Contraindications for Vaginal Delivery
Vaginal delivery is the preferred mode of delivery for most pregnant women, with cesarean section reserved primarily for specific obstetric indications and select high-risk maternal cardiac conditions that pose substantial mortality risk. 1
Absolute Contraindications to Vaginal Delivery
Maternal Cardiac Conditions
- Severe pulmonary arterial hypertension (PAH) and Eisenmenger syndrome represent absolute contraindications due to maternal mortality rates of 20-50%, with death occurring most often in the peri- or postpartum period 1, 2
- Acute or chronic aortic dissection requires cesarean delivery to avoid hemodynamic stress of labor 1
- Marfan syndrome with aortic diameter >45 mm should undergo cesarean delivery due to risk of aortic rupture 1
- Acute intractable heart failure necessitates cesarean delivery 1
- Severe symptomatic left ventricular outflow tract obstruction (LVOTO) is a contraindication for pregnancy itself and would require cesarean delivery if pregnancy occurs 1
Maternal Anticoagulation Status
- Patients on oral anticoagulants (OACs) in preterm labor should undergo cesarean delivery to minimize the period off anticoagulation and reduce risk of maternal valve thrombosis 1, 2
- Women with mechanical heart valve prostheses may require cesarean delivery when prolonged switch to heparin/LMWH would be required for vaginal birth, particularly when the obstetrical situation is unfavorable 1
Obstetric Contraindications
- Footling breech presentation is the only breech contraindication with universal consensus across all national guidelines 3
- Feto-pelvic disproportion is an absolute contraindication to vaginal breech delivery 4
- Hyperextension of the fetal head in breech presentation 4
- Umbilical cord presentation 4
- Fetal distress with irreversible causes including major placental abruption, fetal hemorrhage, and umbilical cord prolapse with sustained bradycardia 2
Relative Contraindications (Cesarean Delivery Should Be Considered)

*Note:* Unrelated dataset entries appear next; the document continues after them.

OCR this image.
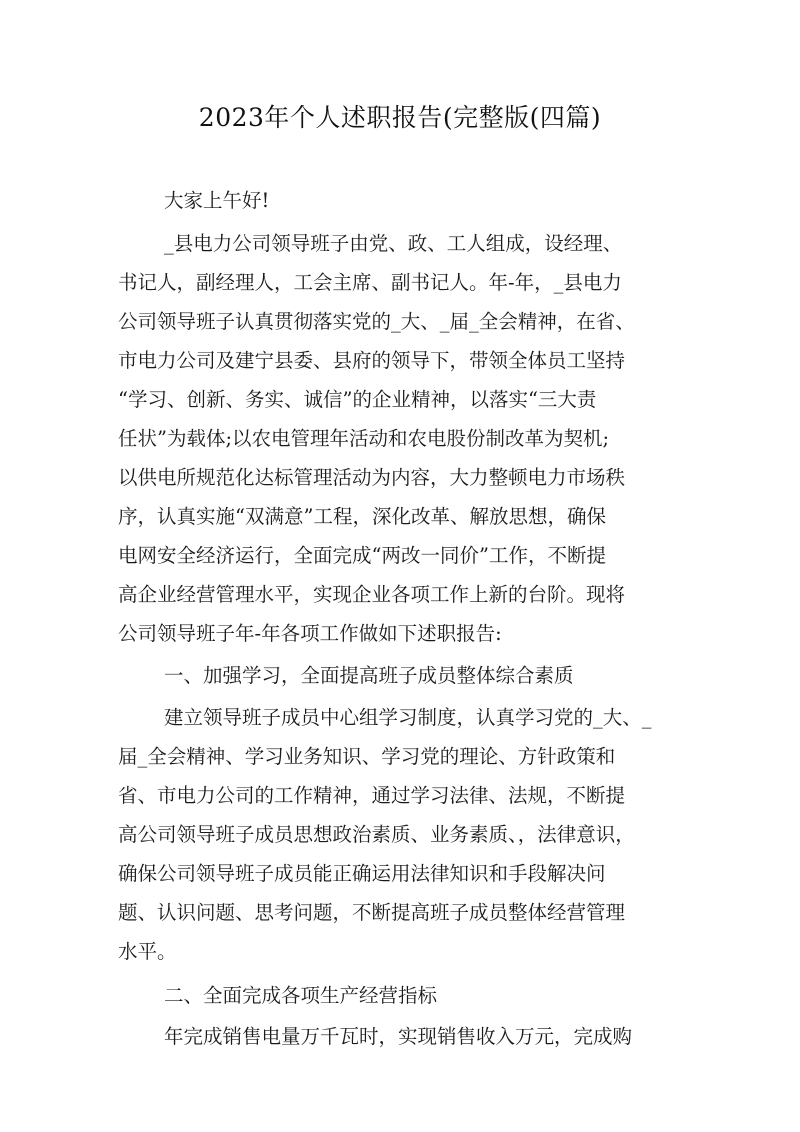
2023年个人述职报告(完整版(四篇)
大家上午好!
_县电力公司领导班子由党、政、工人组成，设经理、
书记人，副经理人，工会主席、副书记人。年-年，_县电力
公司领导班子认真贯彻落实党的_大、_届_全会精神，在省、
市电力公司及建宁县委、县府的领导下，带领全体员工坚持
“学习、创新、务实、诚信”的企业精神，以落实“三大责
任状”为载体;以农电管理年活动和农电股份制改革为契机;
以供电所规范化达标管理活动为内容，大力整顿电力市场秩
序，认真实施“双满意”工程，深化改革、解放思想，确保
电网安全经济运行，全面完成“两改一同价”工作，不断提
高企业经营管理水平，实现企业各项工作上新的台阶。现将
公司领导班子年-年各项工作做如下述职报告:
一、加强学习，全面提高班子成员整体综合素质
建立领导班子成员中心组学习制度，认真学习党的_大、_
届_全会精神、学习业务知识、学习党的理论、方针政策和
省、市电力公司的工作精神，通过学习法律、法规，不断提
高公司领导班子成员思想政治素质、业务素质、，法律意识，
确保公司领导班子成员能正确运用法律知识和手段解决问
题、认识问题、思考问题，不断提高班子成员整体经营管理
水平。
二、全面完成各项生产经营指标
年完成销售电量万千瓦时，实现销售收入万元，完成购
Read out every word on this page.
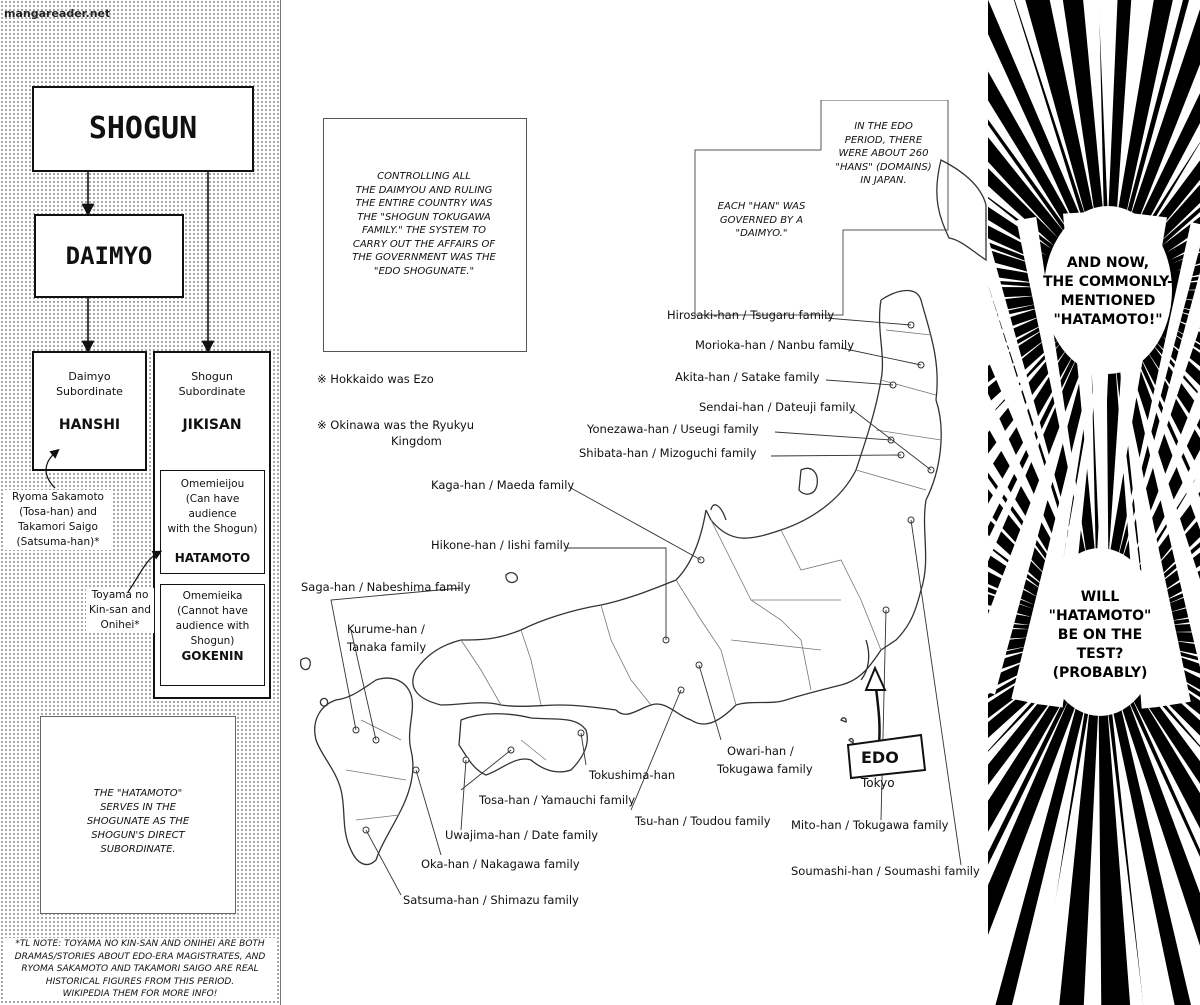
mangareader.net
SHOGUN
DAIMYO
Daimyo
Subordinate
HANSHI
Shogun
Subordinate
JIKISAN
Omemieijou
(Can have audience
with the Shogun)
HATAMOTO
Omemieika
(Cannot have
audience with
Shogun)
GOKENIN
Ryoma Sakamoto
(Tosa-han) and
Takamori Saigo
(Satsuma-han)*
Toyama no
Kin-san and
Onihei*
THE "HATAMOTO"
SERVES IN THE
SHOGUNATE AS THE
SHOGUN'S DIRECT
SUBORDINATE.
*TL NOTE: TOYAMA NO KIN-SAN AND ONIHEI ARE BOTH
DRAMAS/STORIES ABOUT EDO-ERA MAGISTRATES, AND
RYOMA SAKAMOTO AND TAKAMORI SAIGO ARE REAL
HISTORICAL FIGURES FROM THIS PERIOD.
WIKIPEDIA THEM FOR MORE INFO!
CONTROLLING ALL
THE DAIMYOU AND RULING
THE ENTIRE COUNTRY WAS
THE "SHOGUN TOKUGAWA
FAMILY." THE SYSTEM TO
CARRY OUT THE AFFAIRS OF
THE GOVERNMENT WAS THE
"EDO SHOGUNATE."
IN THE EDO
PERIOD, THERE
WERE ABOUT 260
"HANS" (DOMAINS)
IN JAPAN.
EACH "HAN" WAS
GOVERNED BY A
"DAIMYO."
※ Hokkaido was Ezo
※ Okinawa was the Ryukyu
Kingdom
Hirosaki-han / Tsugaru family
Morioka-han / Nanbu family
Akita-han / Satake family
Sendai-han / Dateuji family
Yonezawa-han / Useugi family
Shibata-han / Mizoguchi family
Kaga-han / Maeda family
Hikone-han / Iishi family
Saga-han / Nabeshima family
Kurume-han /
Tanaka family
Owari-han /
Tokugawa family
Tokushima-han
Tosa-han / Yamauchi family
Tsu-han / Toudou family Mito-han / Tokugawa family
Uwajima-han / Date family
Oka-han / Nakagawa family	Soumashi-han / Soumashi family
Satsuma-han / Shimazu family
EDO
Tokyo
AND NOW,
THE COMMONLY-
MENTIONED
"HATAMOTO!"
WILL
"HATAMOTO"
BE ON THE
TEST?
(PROBABLY)
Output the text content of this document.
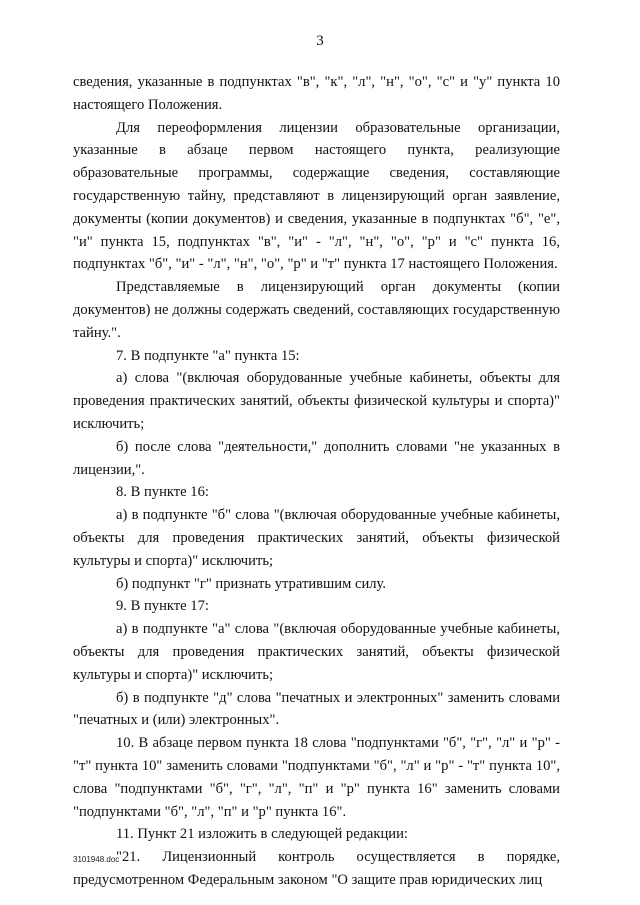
3

сведения, указанные в подпунктах "в", "к", "л", "н", "о", "с" и "у" пункта 10 настоящего Положения.

Для переоформления лицензии образовательные организации, указанные в абзаце первом настоящего пункта, реализующие образовательные программы, содержащие сведения, составляющие государственную тайну, представляют в лицензирующий орган заявление, документы (копии документов) и сведения, указанные в подпунктах "б", "е", "и" пункта 15, подпунктах "в", "и" - "л", "н", "о", "р" и "с" пункта 16, подпунктах "б", "и" - "л", "н", "о", "р" и "т" пункта 17 настоящего Положения.

Представляемые в лицензирующий орган документы (копии документов) не должны содержать сведений, составляющих государственную тайну.".

7. В подпункте "а" пункта 15:

а) слова "(включая оборудованные учебные кабинеты, объекты для проведения практических занятий, объекты физической культуры и спорта)" исключить;

б) после слова "деятельности," дополнить словами "не указанных в лицензии,".

8. В пункте 16:

а) в подпункте "б" слова "(включая оборудованные учебные кабинеты, объекты для проведения практических занятий, объекты физической культуры и спорта)" исключить;

б) подпункт "г" признать утратившим силу.

9. В пункте 17:

а) в подпункте "а" слова "(включая оборудованные учебные кабинеты, объекты для проведения практических занятий, объекты физической культуры и спорта)" исключить;

б) в подпункте "д" слова "печатных и электронных" заменить словами "печатных и (или) электронных".

10. В абзаце первом пункта 18 слова "подпунктами "б", "г", "л" и "р" - "т" пункта 10" заменить словами "подпунктами "б", "л" и "р" - "т" пункта 10", слова "подпунктами "б", "г", "л", "п" и "р" пункта 16" заменить словами "подпунктами "б", "л", "п" и "р" пункта 16".

11. Пункт 21 изложить в следующей редакции:

"21. Лицензионный контроль осуществляется в порядке, предусмотренном Федеральным законом "О защите прав юридических лиц

3101948.doc
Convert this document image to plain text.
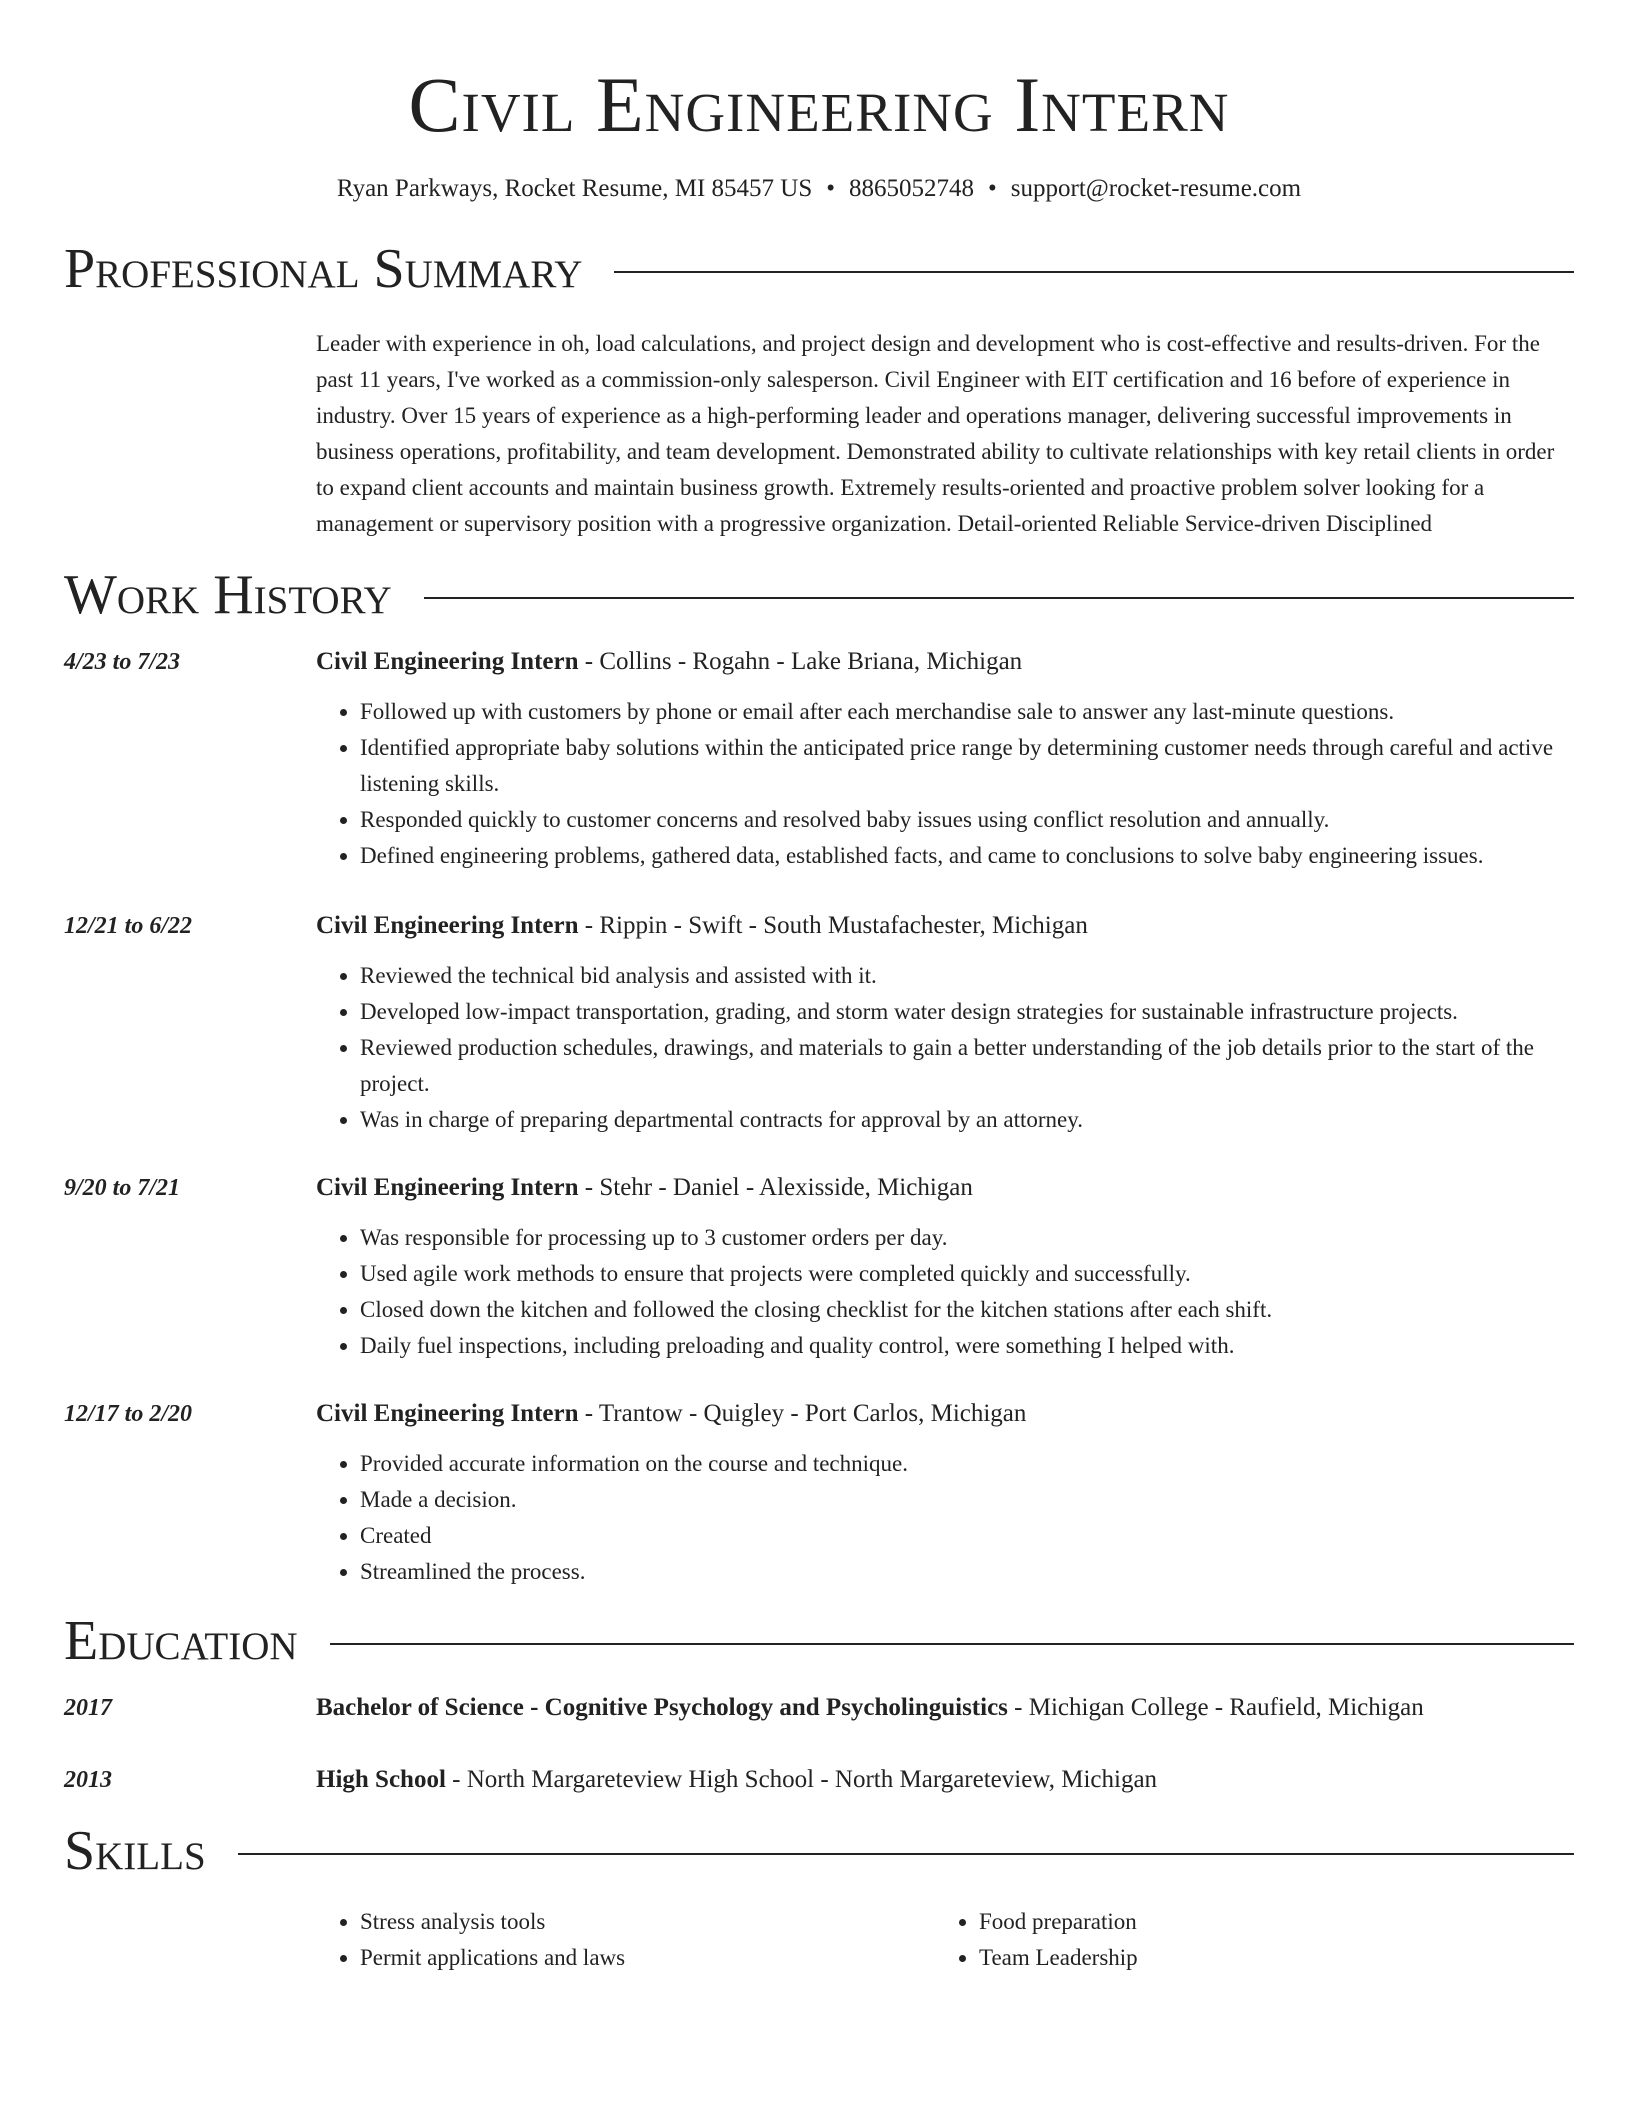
Civil Engineering Intern
Ryan Parkways, Rocket Resume, MI 85457 US • 8865052748 • support@rocket-resume.com
Professional Summary
Leader with experience in oh, load calculations, and project design and development who is cost-effective and results-driven. For the past 11 years, I've worked as a commission-only salesperson. Civil Engineer with EIT certification and 16 before of experience in industry. Over 15 years of experience as a high-performing leader and operations manager, delivering successful improvements in business operations, profitability, and team development. Demonstrated ability to cultivate relationships with key retail clients in order to expand client accounts and maintain business growth. Extremely results-oriented and proactive problem solver looking for a management or supervisory position with a progressive organization. Detail-oriented Reliable Service-driven Disciplined
Work History
4/23 to 7/23	Civil Engineering Intern - Collins - Rogahn - Lake Briana, Michigan
• Followed up with customers by phone or email after each merchandise sale to answer any last-minute questions.
• Identified appropriate baby solutions within the anticipated price range by determining customer needs through careful and active listening skills.
• Responded quickly to customer concerns and resolved baby issues using conflict resolution and annually.
• Defined engineering problems, gathered data, established facts, and came to conclusions to solve baby engineering issues.
12/21 to 6/22	Civil Engineering Intern - Rippin - Swift - South Mustafachester, Michigan
• Reviewed the technical bid analysis and assisted with it.
• Developed low-impact transportation, grading, and storm water design strategies for sustainable infrastructure projects.
• Reviewed production schedules, drawings, and materials to gain a better understanding of the job details prior to the start of the project.
• Was in charge of preparing departmental contracts for approval by an attorney.
9/20 to 7/21	Civil Engineering Intern - Stehr - Daniel - Alexisside, Michigan
• Was responsible for processing up to 3 customer orders per day.
• Used agile work methods to ensure that projects were completed quickly and successfully.
• Closed down the kitchen and followed the closing checklist for the kitchen stations after each shift.
• Daily fuel inspections, including preloading and quality control, were something I helped with.
12/17 to 2/20	Civil Engineering Intern - Trantow - Quigley - Port Carlos, Michigan
• Provided accurate information on the course and technique.
• Made a decision.
• Created
• Streamlined the process.
Education
2017	Bachelor of Science - Cognitive Psychology and Psycholinguistics - Michigan College - Raufield, Michigan
2013	High School - North Margareteview High School - North Margareteview, Michigan
Skills
• Stress analysis tools
• Permit applications and laws
• Food preparation
• Team Leadership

Maternal Cardiac Conditions
- Severe aortic stenosis (AS) - cesarean delivery is advocated in some centers, though not universally agreed upon 1
- Marfan syndrome with aortic diameter 40-45 mm - cesarean delivery may be considered 1
- Cyanotic congenital heart disease with oxygen saturation <85% carries substantial maternal and fetal mortality risk; if pregnancy continues, mode of delivery should be individualized with planned cesarean or vaginal delivery favored over emergency cesarean 1
Obstetric Conditions
- Breech presentation with fetal weight <1500 g is a relative contraindication 4
- Premature rupture of membranes with unripe cervix in breech presentation 4
Infectious Disease Considerations
- HIV-1 RNA >1,000 copies/mL near delivery requires scheduled cesarean delivery at 38 completed weeks with intravenous zidovudine started at least 3 hours before surgery 2
- Hepatitis C with high viral load - cesarean may reduce vertical transmission risk 2
Important Clinical Nuances
Cardiovascular Disease Context
The ESC guidelines emphasize that vaginal delivery is associated with less blood loss, lower infection risk, and decreased risk of venous thrombosis and thromboembolism compared to cesarean delivery 1, 5. Even in patients with cyanotic congenital heart disease, vaginal delivery is advised in most cases unless maternal or fetal condition deteriorates 1.
Common Pitfalls to Avoid
- Do not perform cesarean delivery solely based on history of corrected congenital heart disease if the patient has good exercise tolerance, normal ventricular function, and good functional status 1
- Avoid dinoprostone for labor induction in active cardiovascular disease due to profound effects on blood pressure; mechanical methods like Foley catheter are preferable 1
- Emergency cesarean delivery carries higher risk than either planned cesarean or vaginal delivery in cardiac patients 1
- Inadequate multidisciplinary preparation in high-risk cases leads to poor outcomes; delivery should occur in tertiary centers with specialist team care 1, 2
Maternal Mortality Considerations
Maternal mortality is significantly increased with ERCD at 13.4 per 100,000 versus 3.8 per 100,000 for trial of labor, though both rates remain low 6. This mortality difference reinforces the preference for vaginal delivery when not contraindicated.